- Born: 13 June 1948 Sarajevo, PR Bosnia and Herzegovina, FPR Yugoslavia
- Died: 22 June 2026 (aged 78) Sarajevo, Bosnia and Herzegovina
- Education: Pedagogical Academy Sarajevo, Department of Art Education (1953)
- Notable work: Witnesses of Existence (Svjedoci postojanja)
- Movement: Painting
- Awards: Sixth of April Sarajevo Award

= Edin Numankadić =

Bosnian visual artist (1948–2026)

Edin Numankadić (13 June 1948 – 22 June 2026) was a Bosnian visual artist active from the early 1970s.

==Life and career==
Born in Sarajevo on 13 June 1948, Numankadić graduated from the Pedagogical Academy in Sarajevo, Department of Art Education. He also studied History of Yugoslav Literatures at the Faculty of Humanities in Sarajevo.

Numankadić was the recipient of numerous awards; notably, in 2021, he was awarded the French order of Order of Arts and Letters (Chevalier de l'ordre des Arts et des Lettres).

In his early period, Numankadić expressed himself through the language of color-field painting and process and analytical painting. Later, during and after the Bosnian war, he incorporated the practice of Objet trouvé (found objects). Numankadić reached his artistic peak with the destruction of his pre-war works.

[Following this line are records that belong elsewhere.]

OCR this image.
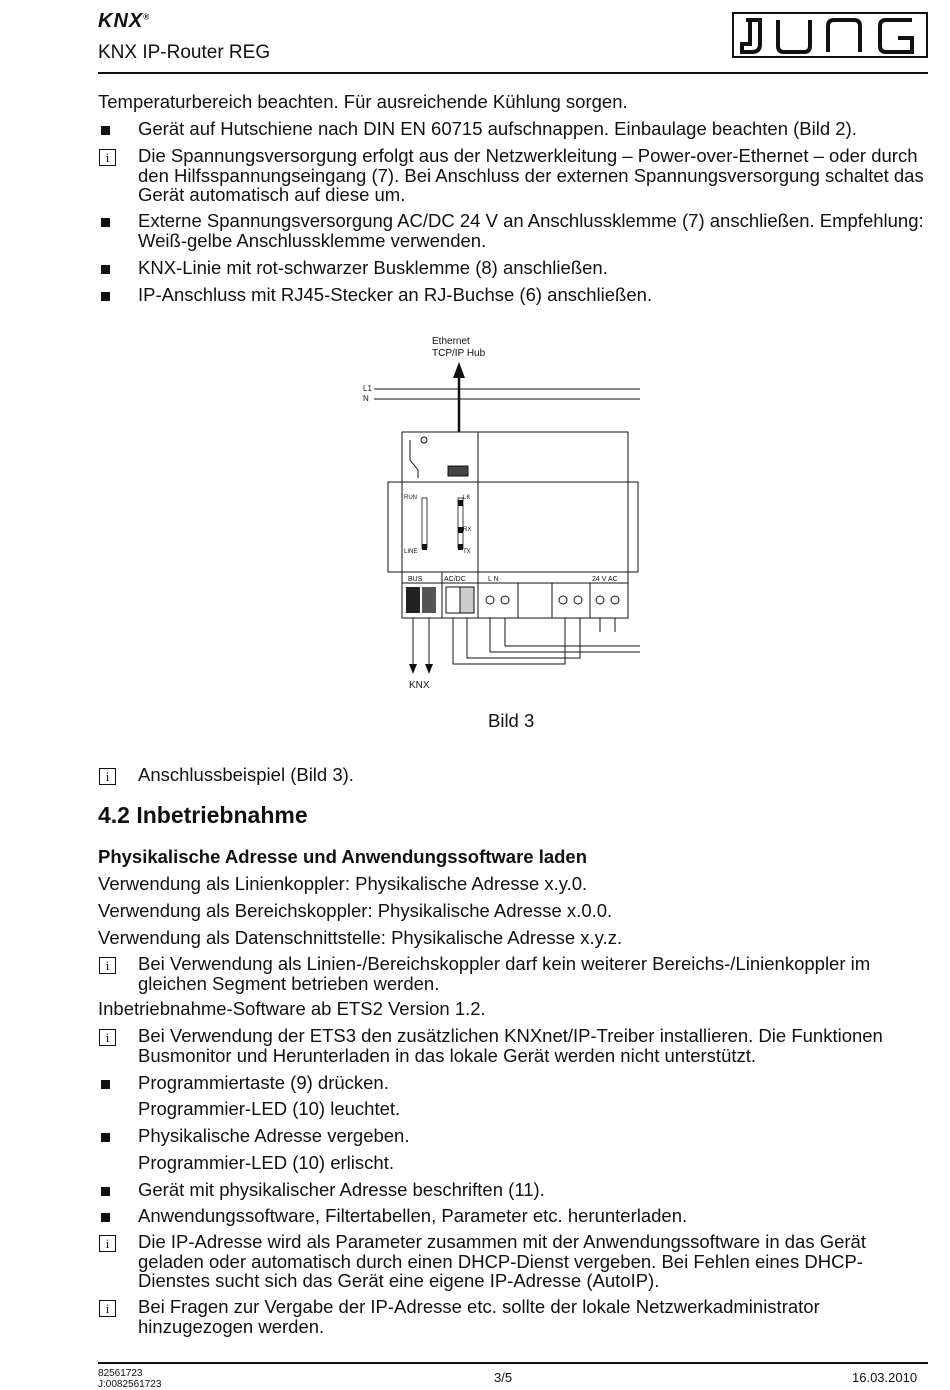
KNX®
KNX IP-Router REG
Temperaturbereich beachten. Für ausreichende Kühlung sorgen.
Gerät auf Hutschiene nach DIN EN 60715 aufschnappen. Einbaulage beachten (Bild 2).
i	Die Spannungsversorgung erfolgt aus der Netzwerkleitung – Power-over-Ethernet – oder durch den Hilfsspannungseingang (7). Bei Anschluss der externen Spannungsversorgung schaltet das Gerät automatisch auf diese um.
Externe Spannungsversorgung AC/DC 24 V an Anschlussklemme (7) anschließen. Empfehlung: Weiß-gelbe Anschlussklemme verwenden.
KNX-Linie mit rot-schwarzer Busklemme (8) anschließen.
IP-Anschluss mit RJ45-Stecker an RJ-Buchse (6) anschließen.
Ethernet
TCP/IP Hub
L1
N
RUN	LK
RX
TX
LINE
BUS	AC/DC	L N	24 V AC
KNX
Bild 3
i	Anschlussbeispiel (Bild 3).
4.2 Inbetriebnahme
Physikalische Adresse und Anwendungssoftware laden
Verwendung als Linienkoppler: Physikalische Adresse x.y.0.
Verwendung als Bereichskoppler: Physikalische Adresse x.0.0.
Verwendung als Datenschnittstelle: Physikalische Adresse x.y.z.
i	Bei Verwendung als Linien-/Bereichskoppler darf kein weiterer Bereichs-/Linienkoppler im gleichen Segment betrieben werden.
Inbetriebnahme-Software ab ETS2 Version 1.2.
i	Bei Verwendung der ETS3 den zusätzlichen KNXnet/IP-Treiber installieren. Die Funktionen Busmonitor und Herunterladen in das lokale Gerät werden nicht unterstützt.
Programmiertaste (9) drücken.
Programmier-LED (10) leuchtet.
Physikalische Adresse vergeben.
Programmier-LED (10) erlischt.
Gerät mit physikalischer Adresse beschriften (11).
Anwendungssoftware, Filtertabellen, Parameter etc. herunterladen.
i	Die IP-Adresse wird als Parameter zusammen mit der Anwendungssoftware in das Gerät geladen oder automatisch durch einen DHCP-Dienst vergeben. Bei Fehlen eines DHCP-Dienstes sucht sich das Gerät eine eigene IP-Adresse (AutoIP).
i	Bei Fragen zur Vergabe der IP-Adresse etc. sollte der lokale Netzwerkadministrator hinzugezogen werden.
82561723
J:0082561723	3/5	16.03.2010
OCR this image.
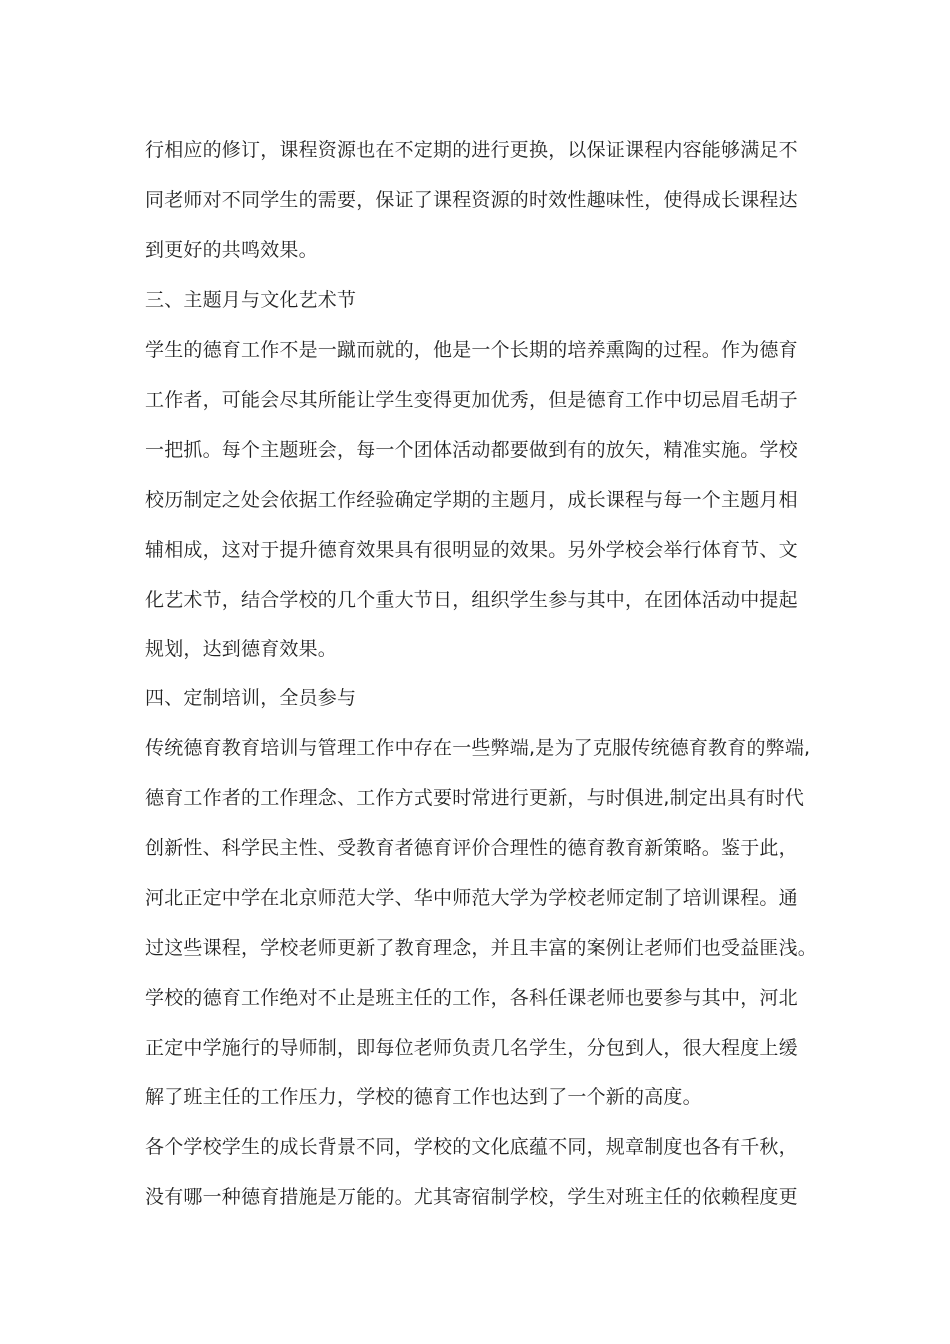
行相应的修订，课程资源也在不定期的进行更换，以保证课程内容能够满足不
同老师对不同学生的需要，保证了课程资源的时效性趣味性，使得成长课程达
到更好的共鸣效果。
三、主题月与文化艺术节
学生的德育工作不是一蹴而就的，他是一个长期的培养熏陶的过程。作为德育
工作者，可能会尽其所能让学生变得更加优秀，但是德育工作中切忌眉毛胡子
一把抓。每个主题班会，每一个团体活动都要做到有的放矢，精准实施。学校
校历制定之处会依据工作经验确定学期的主题月，成长课程与每一个主题月相
辅相成，这对于提升德育效果具有很明显的效果。另外学校会举行体育节、文
化艺术节，结合学校的几个重大节日，组织学生参与其中，在团体活动中提起
规划，达到德育效果。
四、定制培训，全员参与
传统德育教育培训与管理工作中存在一些弊端,是为了克服传统德育教育的弊端,
德育工作者的工作理念、工作方式要时常进行更新，与时俱进,制定出具有时代
创新性、科学民主性、受教育者德育评价合理性的德育教育新策略。鉴于此，
河北正定中学在北京师范大学、华中师范大学为学校老师定制了培训课程。通
过这些课程，学校老师更新了教育理念，并且丰富的案例让老师们也受益匪浅。
学校的德育工作绝对不止是班主任的工作，各科任课老师也要参与其中，河北
正定中学施行的导师制，即每位老师负责几名学生，分包到人，很大程度上缓
解了班主任的工作压力，学校的德育工作也达到了一个新的高度。
各个学校学生的成长背景不同，学校的文化底蕴不同，规章制度也各有千秋，
没有哪一种德育措施是万能的。尤其寄宿制学校，学生对班主任的依赖程度更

Numerous solo exhibitions and participation in major international art events, along with many awards and accolades, testify to his active and continuous contribution to the development of Bosnian and Herzegovinian fine arts. He was one of the founders of the art group 1+1+1 in the early 1970s, the Prostor-Oblik (Space-Form) group in the mid-1970s, and the KAMMEN group. Through his artistic activities, he undoubtedly contributed to the pluralization and liberalization of the arts on the Bosnian-Herzegovinian scene. He participated twice in the Venice Biennale – in 1993 with the project "Witnesses of Existence", and in 2003 as part of the BiH selection.

He served as director of the Sarajevo Winter Olympics Museum and was one of the founders of the Ars Aevi collection (Museum of Contemporary Art in Sarajevo), where he served as a permanent advisor.

Numankadić was a member of the ULUBiH since 1974. He held over fifty solo and over 300 group exhibitions at home and abroad. He received over twenty prestigious awards for his work.

Numankadić died in Sarajevo on 22 June 2026, at the age of 78.

==Selected works==
- Space, Color, Time (Prostor, boja, vrijeme) – acrylic on canvas, 1974–82.
- Traces (Tragovi) – mixed media, 1982.
- Records (Zapisi) – acrylic on paper, 2008.
- Boxes (Kutije) – mixed media, 2008.